Spain’s $6 Trillion Home Market Faces Second Crash in Decade
Spanish Real Estate Is Heading for Its Second Crash in a Decade
(Bloomberg) -- Spain’s $6 trillion home market looks headed toward another crash, according to economists who are studying the impact on property demand stemming from Europe’s strictest pandemic lockdown.
While it’s too early to estimate the full dimensions of the blow to demand caused by the health emergency that flared up in March, experts who study the Spanish market say the hit to housing prices in 2020 could range from 6.5% to 15%.
“We’re in the prologue of a decline that will only become apparent in September,” said Gonzalo Bernardos, an economics professor who directs the real estate Master’s program at Barcelona University. “By year-end, prices will have dropped by 12%, because this is maybe the sharpest economic crisis we’ve had.”
The looming crash comes after the Spanish market rose 32% since the trough of the previous collapse was reached at the start of 2014. House-price declines are felt sharply in a country where home ownership approaches 80% and savers tend to use property as their primary nest-egg.
Big Declines
Other observers who predict declines of more than 10% this year include Raymond Torres, at the Funcas think tank in Madrid, and Alejandro Inurrieta, a property consultant and former economist at Spain’s Economy Ministry.

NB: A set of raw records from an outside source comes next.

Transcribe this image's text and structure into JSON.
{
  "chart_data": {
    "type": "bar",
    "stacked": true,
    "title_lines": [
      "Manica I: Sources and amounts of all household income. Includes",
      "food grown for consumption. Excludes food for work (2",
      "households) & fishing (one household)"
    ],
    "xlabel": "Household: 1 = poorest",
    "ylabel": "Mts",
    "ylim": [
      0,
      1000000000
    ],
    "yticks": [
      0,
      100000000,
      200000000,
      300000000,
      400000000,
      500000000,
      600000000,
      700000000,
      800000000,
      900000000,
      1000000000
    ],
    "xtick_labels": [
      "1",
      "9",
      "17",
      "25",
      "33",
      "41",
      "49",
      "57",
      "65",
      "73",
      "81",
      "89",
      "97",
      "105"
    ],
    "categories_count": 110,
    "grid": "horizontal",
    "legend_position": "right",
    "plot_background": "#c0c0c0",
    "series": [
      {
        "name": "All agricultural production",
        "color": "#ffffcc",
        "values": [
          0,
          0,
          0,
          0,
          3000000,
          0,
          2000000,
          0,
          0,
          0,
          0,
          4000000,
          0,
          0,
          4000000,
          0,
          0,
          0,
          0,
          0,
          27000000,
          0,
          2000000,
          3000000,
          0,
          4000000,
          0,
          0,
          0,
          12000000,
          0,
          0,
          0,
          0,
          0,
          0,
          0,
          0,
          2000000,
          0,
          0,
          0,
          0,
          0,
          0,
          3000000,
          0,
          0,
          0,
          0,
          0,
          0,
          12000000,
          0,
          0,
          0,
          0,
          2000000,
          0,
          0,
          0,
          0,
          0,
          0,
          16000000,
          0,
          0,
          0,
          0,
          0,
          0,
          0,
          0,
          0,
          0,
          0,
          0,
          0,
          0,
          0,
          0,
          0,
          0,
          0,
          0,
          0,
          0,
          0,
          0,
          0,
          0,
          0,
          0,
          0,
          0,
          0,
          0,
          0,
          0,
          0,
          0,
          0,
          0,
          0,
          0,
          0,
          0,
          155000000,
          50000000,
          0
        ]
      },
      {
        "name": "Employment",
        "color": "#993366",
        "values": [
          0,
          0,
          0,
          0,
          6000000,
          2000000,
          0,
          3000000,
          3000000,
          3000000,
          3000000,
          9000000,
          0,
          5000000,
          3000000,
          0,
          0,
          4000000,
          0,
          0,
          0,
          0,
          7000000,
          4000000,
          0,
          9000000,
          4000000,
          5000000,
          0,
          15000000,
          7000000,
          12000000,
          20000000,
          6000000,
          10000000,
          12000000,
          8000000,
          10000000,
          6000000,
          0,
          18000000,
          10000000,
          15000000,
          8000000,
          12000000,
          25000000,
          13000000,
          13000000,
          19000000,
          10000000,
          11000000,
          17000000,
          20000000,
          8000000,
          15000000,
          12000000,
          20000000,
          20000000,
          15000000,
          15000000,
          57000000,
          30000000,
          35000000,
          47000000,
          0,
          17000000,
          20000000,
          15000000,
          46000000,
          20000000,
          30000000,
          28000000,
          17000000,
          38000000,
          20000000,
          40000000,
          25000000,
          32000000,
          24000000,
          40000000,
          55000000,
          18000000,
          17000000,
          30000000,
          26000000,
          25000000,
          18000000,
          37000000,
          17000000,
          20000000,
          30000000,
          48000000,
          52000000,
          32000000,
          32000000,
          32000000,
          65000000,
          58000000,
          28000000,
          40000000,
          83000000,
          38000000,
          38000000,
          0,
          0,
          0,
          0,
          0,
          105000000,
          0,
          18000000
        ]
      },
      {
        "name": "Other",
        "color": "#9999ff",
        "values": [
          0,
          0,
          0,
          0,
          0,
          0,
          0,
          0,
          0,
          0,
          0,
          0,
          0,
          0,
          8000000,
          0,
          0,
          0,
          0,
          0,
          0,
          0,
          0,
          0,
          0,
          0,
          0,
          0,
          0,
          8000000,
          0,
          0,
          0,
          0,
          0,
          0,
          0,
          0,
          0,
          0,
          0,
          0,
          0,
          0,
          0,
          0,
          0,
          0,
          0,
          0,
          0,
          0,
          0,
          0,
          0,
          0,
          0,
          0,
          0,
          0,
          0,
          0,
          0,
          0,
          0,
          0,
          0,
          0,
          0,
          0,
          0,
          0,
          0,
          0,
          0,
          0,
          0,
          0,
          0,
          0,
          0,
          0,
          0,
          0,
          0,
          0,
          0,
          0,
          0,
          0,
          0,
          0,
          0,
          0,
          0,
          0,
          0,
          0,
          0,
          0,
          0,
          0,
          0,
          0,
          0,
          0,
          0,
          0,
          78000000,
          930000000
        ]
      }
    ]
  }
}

Fernando Rodriguez de Acuna, director of Madrid-based real-estate consultancy R.R. de Acuna & Asociados, predicts a 6.5% drop.
The consultants say no factor is as important to house prices as job growth and the economic outlook. Spain’s GDP will shrink 11.1% this year or by 14.4% -- the most of any country -- if there’s a second wave of infections with renewed lockdowns, according to OECD forecasts.
The data does point to a correlation between levels of Covid-19 infection and declines in asking prices for homes.
Navarra and Castilla y Leon, two of the regions with the highest infection rates, showed some of the biggest declines in asking prices in May, versus a year earlier, according to data compiled by Bloomberg from the Health Ministry, the INE statistics agency and Idealista.com, the largest property sales website.
By contrast the regions with the fewest cases per 100,000 population -- Andalucia, the Balearic Islands and Murcia -- saw home prices climb 3.8% to 6%.
Still, there are some indications that a housing market collapse won’t be as severe as in the previous crisis. Prices for second-hand homes in Spain will fall 6% to 7% this year but bounce back much faster, said Miriam Goicoechea, head of residential and alternative research at CBRE in Spain.
“We don’t have an excess of supply that needs selling and neither do we have the levels of indebtedness that we saw in the 2008 crisis,” Goicoechea said. “Those two factors will mean we’ll have a much faster recovery.”